Two weeks ago, Pete Waterman spray painted a large plywood sign and propped it on his lawn near a bunch of tractors.
“Good help wanted.”
“To me, ‘help wanted’ didn’t quite explain what I was looking for,” said Waterman, a fourth-generation dairy farmer in Sabattus. “I wanted to let people know I wanted something a little better than average; at least I wanted the person to think of themselves as being good.”
He recently had a man leave for a job with more hours. For Waterman, it’s coming up on summer, busy season, and milking and haying isn’t for everyone.
“There’s just not a lot of people out there that want to come in at 4 a.m. and get a wet tail upside the head, you know what I mean?” Waterman said.
But there were more than he figured.
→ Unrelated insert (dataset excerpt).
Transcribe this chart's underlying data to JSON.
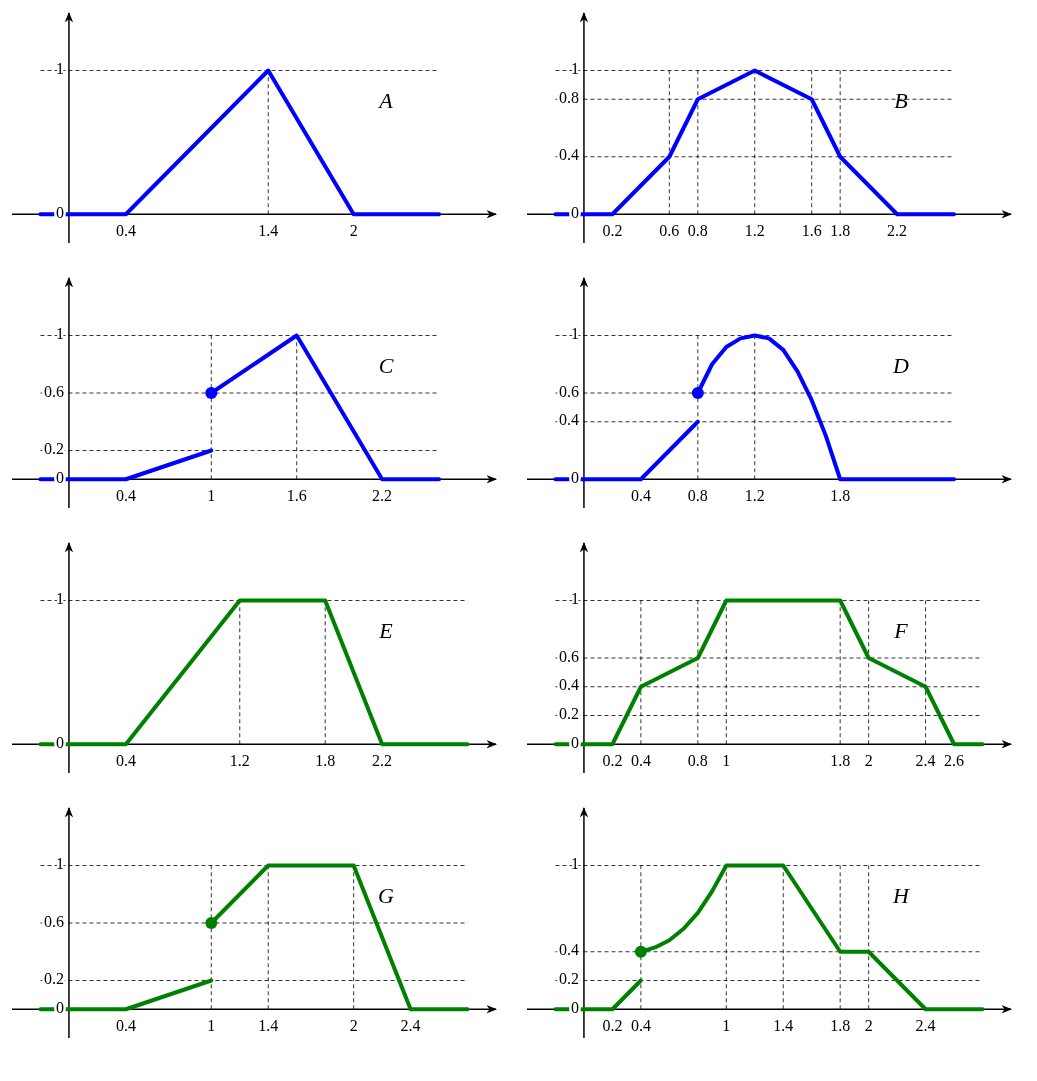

The sign was up for three days.
Waterman got 14 applications.
Hiring signs all over indicate the state is slowly climbing out of the recent, brutal recession, while responses like Waterman’s show people are still hungry for work.
The state’s unemployment rate is inching down. On Friday, it fell below 7 percent for the first time since December 2008. The Maine Job Bank, the state’s free job-posting service, reached 5,430 openings this week, an all-time high.
Pamela Morris has “Now Hiring” signs in the Books-A-Million store in the Auburn Mall. The general manager has a staff of seven. She’s looking to add two or three more.
“Our business is good, all things considered, even going up against a ‘Fifty Shades’ craze from last year at this time,” Morris said.
The jobs have perks, such as flexible schedules and a store discount, but few applicants have been ideal: They must score well on the company’s online assessment. She must like them. They must like minimum wage.
“I work a lot more hours” until the right people come along, Morris said. “It’s just not worth to it to bring on poor candidates because it drags everything down. It’s just better to wait it out and find someone that you really click with.”
Joshua Shea has his own litmus test for new hires: “Is this somebody I could be in a six-hour car ride with?”
The publisher of Lewiston Auburn Magazine and director of the Lewiston Auburn Film Festival is looking to double the sales staff for his magazine to four this summer and will be considering the first official hires for LAFF in early 2014.
“Looking at the numbers and how they keep growing, and looking at what humans are capable of doing, in my opinion we’re pretty much at capacity,” Shea said. “It does seem that people are in a better mood when it comes to money. It feels like when we sit across from our clients, people aren’t preaching doom and gloom like they were when we first started in late 2009.”
Loss, slow growth
The state peaked at 621,000 jobs in February 2008, according to Glenn Mills, chief economist at the Department of Labor’s Center for Workforce Research.
Maine lost 29,000 jobs during the recession; 6,000 have since come back.
Only 23,000 more to go.
Maine’s Census Economic Forecasting Commission has forecast a full return to the pre-recession number of jobs in 2016.
Many of the positions lost required a high school education or less, Mills said. He anticipates job growth to come faster in positions that require a college degree.
Figures released by the state on Friday showed April with a 6.9 percent unemployment rate in Maine, down from 7.3 percent a year ago and 7.8 percent two years ago.
Mills sees some comfort that’s easily overlooked in Maine’s numbers: The United States has seen a slow decline in the national unemployment rate since the height of the recession because people stopped looking for work. In Maine, it’s largely gone down because of actual job growth.
DOL spokeswoman Julie Rabinowitz said she attributes the Maine Job Banks’ current record-high listings to more people discovering the service, seasonal spring hiring and new jobs.
Last month, the Lewiston CareerCenter had postings for 586 positions in Androscoggin County, a broad mix of highly skilled and entry-level. It had 364 in April 2012.
Manager Mary LaFontaine said she suspects employers seeing an uptick in business first went back to layoff lists, then gave current employees more hours and “now they’re opening positions to the world.”
“We’re getting a variety of feedback,” she said. For the out-of-work, “my mantra has almost always been: By someone’s attitude I can determine how long they’ll be unemployed. If they have a good attitude — ‘I have great skills, it’s just a matter of time, I’m going to find the right job’ — typically those people are not unemployed very long at all.”
People holding out for the same job, same pay and same area are having a more difficult time.
‘Good for everybody’
Melissa Rock, marketing manager at Androscoggin Bank, has been happy with the number of applicants for seven open positions there. Two of the seven are for new jobs. They recently hired for another new position, a credit manager in commercial lending.
“We are pulling not only from Lewiston but from all over the state of Maine,” Rock said. “I think what we’re seeing is the economy is picking up in our growth areas, which is awesome. That means businesses are starting to grow again and starting to take loans again — that basically points to feeling good about a healthy economy, which is good for everybody.”
At Waterman Farms, Pete Waterman ended up hiring one student helper and one part-time worker from that crop of 14, in addition to hiring one man full-time.
“I’m actually hiring back a guy that used to work for me some time ago,” Waterman said. “Hopefully, it will result in less work for me.”